Where is his quality of life? What is his mistake to walk this earth even if he is educated but could not find a job matching his qualification? Why can’t he be given the same dignity of life as anyone else? Why is he insecure of his job? Why has he no access to boarding, lodging, healthcare, basic civic amenities? Why has he to survive every day? His children don’t go to school, his wife is dealing with her own problems, he comes back home with provisions then only she cooks, he now has got into a habit of drinking so besides the load of the household this lady has now to deal with abuse. The area stinks, the neighbours are no better, he lives life and that’s it.

Well folks I am not taking sides of this brutal killer but I am trying to imagine his psyche. Though he might be educated, might have a family but his thinking and mentality cannot go beyond the company he keeps.
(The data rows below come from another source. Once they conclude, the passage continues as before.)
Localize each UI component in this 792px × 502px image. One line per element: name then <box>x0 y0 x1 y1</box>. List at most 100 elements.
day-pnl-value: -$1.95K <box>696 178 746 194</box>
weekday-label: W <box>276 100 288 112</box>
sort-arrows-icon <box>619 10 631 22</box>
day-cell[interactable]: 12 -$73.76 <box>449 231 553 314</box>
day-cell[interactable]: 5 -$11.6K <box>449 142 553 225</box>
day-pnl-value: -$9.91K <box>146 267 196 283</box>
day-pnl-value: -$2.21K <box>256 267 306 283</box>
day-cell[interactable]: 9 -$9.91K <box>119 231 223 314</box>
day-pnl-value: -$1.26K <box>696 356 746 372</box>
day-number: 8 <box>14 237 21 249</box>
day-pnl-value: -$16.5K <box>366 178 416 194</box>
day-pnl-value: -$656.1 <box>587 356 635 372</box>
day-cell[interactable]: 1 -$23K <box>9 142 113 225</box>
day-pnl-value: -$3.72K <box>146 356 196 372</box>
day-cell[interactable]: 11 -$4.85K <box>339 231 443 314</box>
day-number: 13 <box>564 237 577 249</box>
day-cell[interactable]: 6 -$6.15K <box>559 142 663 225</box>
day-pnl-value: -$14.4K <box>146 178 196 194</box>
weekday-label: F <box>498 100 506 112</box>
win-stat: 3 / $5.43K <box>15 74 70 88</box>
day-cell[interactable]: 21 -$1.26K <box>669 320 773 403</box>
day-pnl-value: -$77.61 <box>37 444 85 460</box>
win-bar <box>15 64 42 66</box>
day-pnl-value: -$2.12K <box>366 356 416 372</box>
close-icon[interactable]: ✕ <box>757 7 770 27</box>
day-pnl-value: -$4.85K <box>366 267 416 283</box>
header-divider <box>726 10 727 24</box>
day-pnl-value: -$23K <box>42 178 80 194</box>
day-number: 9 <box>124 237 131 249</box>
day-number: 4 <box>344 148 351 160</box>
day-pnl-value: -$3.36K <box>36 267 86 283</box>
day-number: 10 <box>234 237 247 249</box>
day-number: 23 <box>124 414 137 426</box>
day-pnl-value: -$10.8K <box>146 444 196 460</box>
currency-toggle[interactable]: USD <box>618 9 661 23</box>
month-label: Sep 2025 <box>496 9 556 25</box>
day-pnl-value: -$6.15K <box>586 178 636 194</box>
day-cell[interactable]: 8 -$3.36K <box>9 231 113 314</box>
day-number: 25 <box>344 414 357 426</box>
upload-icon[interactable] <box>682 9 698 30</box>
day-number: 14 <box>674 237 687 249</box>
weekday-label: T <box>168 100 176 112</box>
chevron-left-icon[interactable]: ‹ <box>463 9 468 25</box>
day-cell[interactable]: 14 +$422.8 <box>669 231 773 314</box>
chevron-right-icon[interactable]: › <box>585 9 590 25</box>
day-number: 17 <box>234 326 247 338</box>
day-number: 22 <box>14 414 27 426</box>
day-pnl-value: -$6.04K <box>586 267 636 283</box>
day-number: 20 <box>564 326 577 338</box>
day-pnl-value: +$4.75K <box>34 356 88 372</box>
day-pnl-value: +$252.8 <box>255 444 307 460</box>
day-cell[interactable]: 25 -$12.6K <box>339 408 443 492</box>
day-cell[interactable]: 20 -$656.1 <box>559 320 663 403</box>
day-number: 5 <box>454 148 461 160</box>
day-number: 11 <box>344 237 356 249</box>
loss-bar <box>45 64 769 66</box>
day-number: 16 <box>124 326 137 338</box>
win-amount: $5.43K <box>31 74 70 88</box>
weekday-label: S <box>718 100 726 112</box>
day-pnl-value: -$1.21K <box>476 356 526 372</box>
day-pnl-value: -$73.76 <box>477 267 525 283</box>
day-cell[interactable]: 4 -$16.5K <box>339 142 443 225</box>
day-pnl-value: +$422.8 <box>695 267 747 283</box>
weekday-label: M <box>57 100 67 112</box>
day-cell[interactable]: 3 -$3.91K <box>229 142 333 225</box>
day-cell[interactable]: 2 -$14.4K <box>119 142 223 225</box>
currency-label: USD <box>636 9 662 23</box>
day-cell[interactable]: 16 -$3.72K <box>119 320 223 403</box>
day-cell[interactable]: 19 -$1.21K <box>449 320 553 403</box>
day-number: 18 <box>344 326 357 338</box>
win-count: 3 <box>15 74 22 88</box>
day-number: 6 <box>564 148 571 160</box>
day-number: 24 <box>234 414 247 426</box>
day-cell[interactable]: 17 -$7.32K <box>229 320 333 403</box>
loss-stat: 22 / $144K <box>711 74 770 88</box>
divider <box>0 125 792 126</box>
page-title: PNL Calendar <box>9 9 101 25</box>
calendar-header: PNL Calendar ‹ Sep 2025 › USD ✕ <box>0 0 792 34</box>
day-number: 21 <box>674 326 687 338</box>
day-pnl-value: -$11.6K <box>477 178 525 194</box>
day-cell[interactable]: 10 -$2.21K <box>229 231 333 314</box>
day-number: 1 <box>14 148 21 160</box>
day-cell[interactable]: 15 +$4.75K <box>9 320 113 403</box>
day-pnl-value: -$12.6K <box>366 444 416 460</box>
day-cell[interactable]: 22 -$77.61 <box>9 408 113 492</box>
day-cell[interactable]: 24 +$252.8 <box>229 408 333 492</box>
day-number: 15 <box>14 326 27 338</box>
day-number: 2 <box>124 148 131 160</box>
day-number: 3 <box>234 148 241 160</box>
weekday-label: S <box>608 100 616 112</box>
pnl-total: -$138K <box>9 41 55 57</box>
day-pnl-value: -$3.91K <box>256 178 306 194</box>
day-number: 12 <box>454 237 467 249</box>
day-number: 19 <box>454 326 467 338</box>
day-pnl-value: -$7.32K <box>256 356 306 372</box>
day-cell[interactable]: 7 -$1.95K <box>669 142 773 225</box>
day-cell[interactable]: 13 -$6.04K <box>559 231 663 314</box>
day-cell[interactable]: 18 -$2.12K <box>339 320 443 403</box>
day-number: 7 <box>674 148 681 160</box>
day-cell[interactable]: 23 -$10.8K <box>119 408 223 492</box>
Governments and NGOs must be doing a herculean job in trying to give him his due but overall he doesn’t care. For him every day is survival, just survival to make two ends meet.

What came into is mind at that particular moment, needs through psychiatric investigation. Drivers and cleaners using toilets used by children need to be thought through by the schools. Definitely all schools need to pull up their socks. To expect total integrity from the lowest paid employee in the school chain is asking for too much. Lots need to be done, lots need to be introspected; quality of life needs to be improved for him, you and me. Who will do it? I wonder!!!!!!!!!!!